A new computer model learns to recognize and create handwritten characters just as well as people, and can even invent new characters that look correct to the human eye.
The model learned to recognize 1,600 types of handwritten characters in 50 alphabets including Latin, Greek and Sanskrit. To build it, researchers used a new framework called Bayesian Program Learning that imitates the way that humans learn.
“The ultimate learning machines are humans,” says Ruslan Salakhutdinov (University of Toronto), a senior fellow in CIFAR’s program in Learning in Machines & Brains (formerly known as Neural Computation & Adaptive Perception). He co-authored the paper in Science describing the new research, along with Joshua Tenenbaum (Massachusetts Institute of Technology) and lead author Brenden Lake (New York University).
Humans can see an example of something — say a car — only once, and immediately learn a great deal about it. They can classify it in a category of objects they already know, such as bikes and motorcycles, draw what it looks like and understand its components, such as wheels and doors. By contrast, it takes hundreds or thousands of examples for a computer to learn to recognize and classify an object in an image.
Lake, who is a cognitive scientist and a computer scientist, noticed that humans were also excellent at learning and reproducing hand-written characters with only one example, even when the characters were in an unfamiliar script such as Tibetan. He found people could also invent new characters with similar styles easily.

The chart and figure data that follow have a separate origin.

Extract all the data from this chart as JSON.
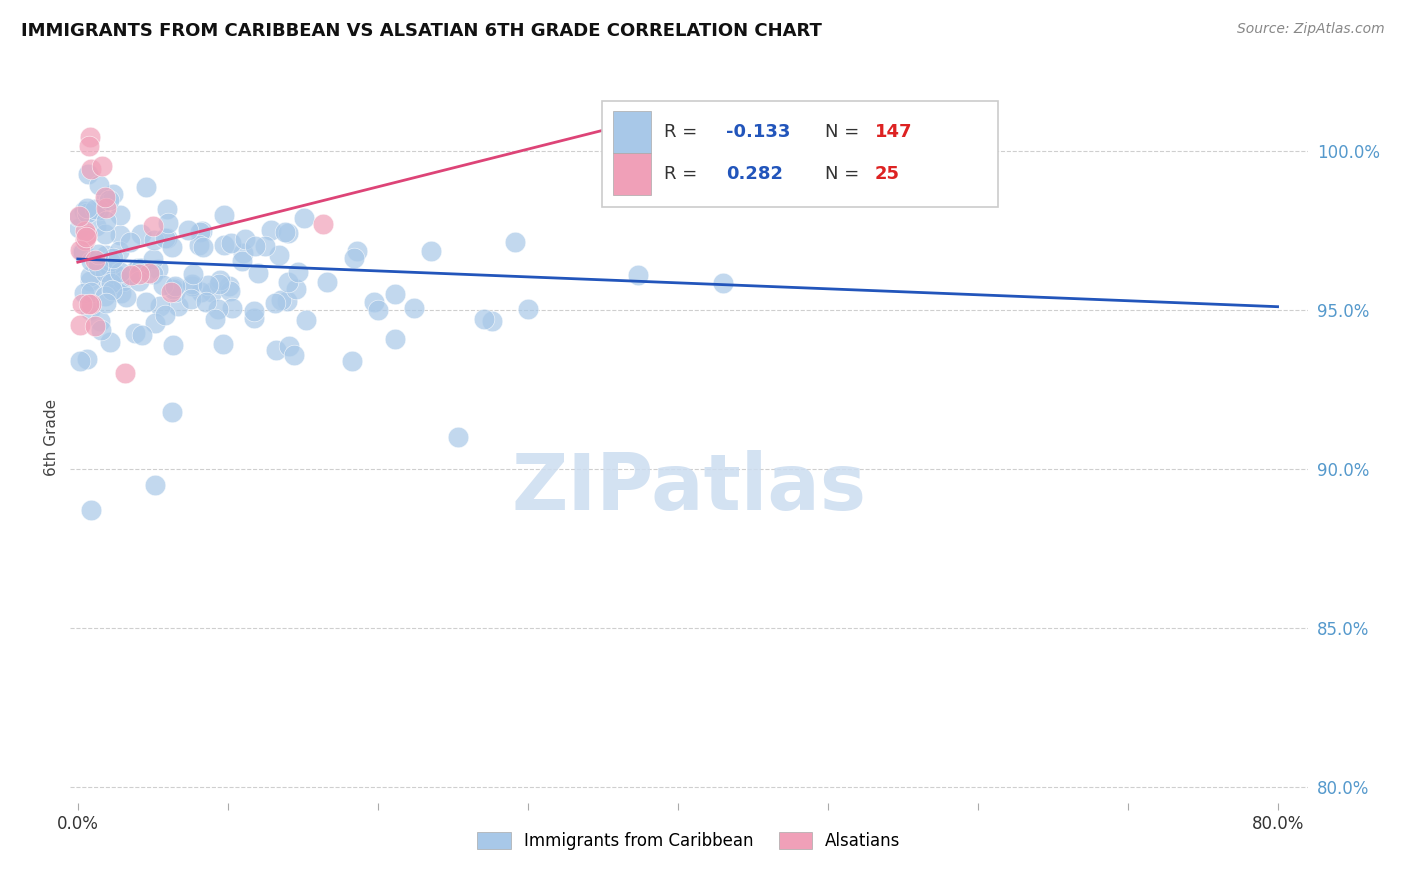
{
  "title": "IMMIGRANTS FROM CARIBBEAN VS ALSATIAN 6TH GRADE CORRELATION CHART",
  "source_text": "Source: ZipAtlas.com",
  "ylabel": "6th Grade",
  "watermark": "ZIPatlas",
  "xlim": [
    -0.005,
    0.82
  ],
  "ylim": [
    0.795,
    1.025
  ],
  "blue_color": "#a8c8e8",
  "pink_color": "#f0a0b8",
  "blue_line_color": "#2255bb",
  "pink_line_color": "#dd4477",
  "grid_color": "#bbbbbb",
  "right_tick_color": "#5599cc",
  "watermark_color": "#ccddf0",
  "legend_R_color": "#2255bb",
  "legend_N_color": "#dd2222",
  "blue_R": -0.133,
  "blue_N": 147,
  "pink_R": 0.282,
  "pink_N": 25,
  "blue_line_x0": 0.0,
  "blue_line_x1": 0.8,
  "blue_line_y0": 0.966,
  "blue_line_y1": 0.951,
  "pink_line_x0": 0.0,
  "pink_line_x1": 0.38,
  "pink_line_y0": 0.965,
  "pink_line_y1": 1.01
}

“People are very creative. It’s very hard for machines to do that,” says Salakhutdinov. Bayesian Program Learning tries to mimic that ability, in part by incorporating prior knowledge in order to learn new concepts. For example, the model can learn that in handwriting people tend to write in short, unbroken strokes. Building on that knowledge, it learns to recognize new concepts about writing in other languages and generate new examples.
For instance, the model might first learn only how to generate a simple stroke, Then it can build on that ability to combine strokes. Based on what it learns, the model generates hypotheses about what characters look like and how each stroke leads to the next.
The approach drastically shortens the number of examples needed to learn a hand-written character.
The researchers also tested the model’s knowledge by comparing its outputs to humans’ and asking judges to tell them apart. Three quarters of the judges had difficulty telling the difference between the computer-generated characters and the human-drawn ones.
Salakhutdinov was a PhD student of CIFAR Distinguished Fellow Geoffrey Hinton (University of Toronto). They co-authored a seminal machine learning paper a decade ago describing an algorithm that learned handwritten numerals through thousands of training examples. That model used an approach called deep learning, which is now in use by major companies such as Google, Microsoft and Baidu.
The new model performed better than recent deep learning models, but Salakhutdinov says there could be ways of integrating them to improve performance even more. The main difference is that deep learning is “data hungry,” he says, requiring thousands of examples, whereas Bayesian Program Learning tries to learn from prior knowledge and incorporate creativity.
He says applications could include speech recognition that is more human. Current speech recognition models struggle to learn rare words. Salakhutdinov gives the example of the word “Darth Vader.” The first time a person hears it, they may learn some context about where it comes from, but after that they will recognize it and connect it with Star Wars. An algorithm that could learn like that would have a much better vocabulary.
“Imagine that you are building a robot that can roll around and learn tens of thousands of different concepts. It needs to learn just like kids do — the first time they see something, they learn it.”
Just as kids quickly learn what a high five means, a robot built successfully to learn this way could recognize gestures upon first encounter too. So your hypothetical robot could discuss the next Star Wars movie and give you a high five when you buy the tickets.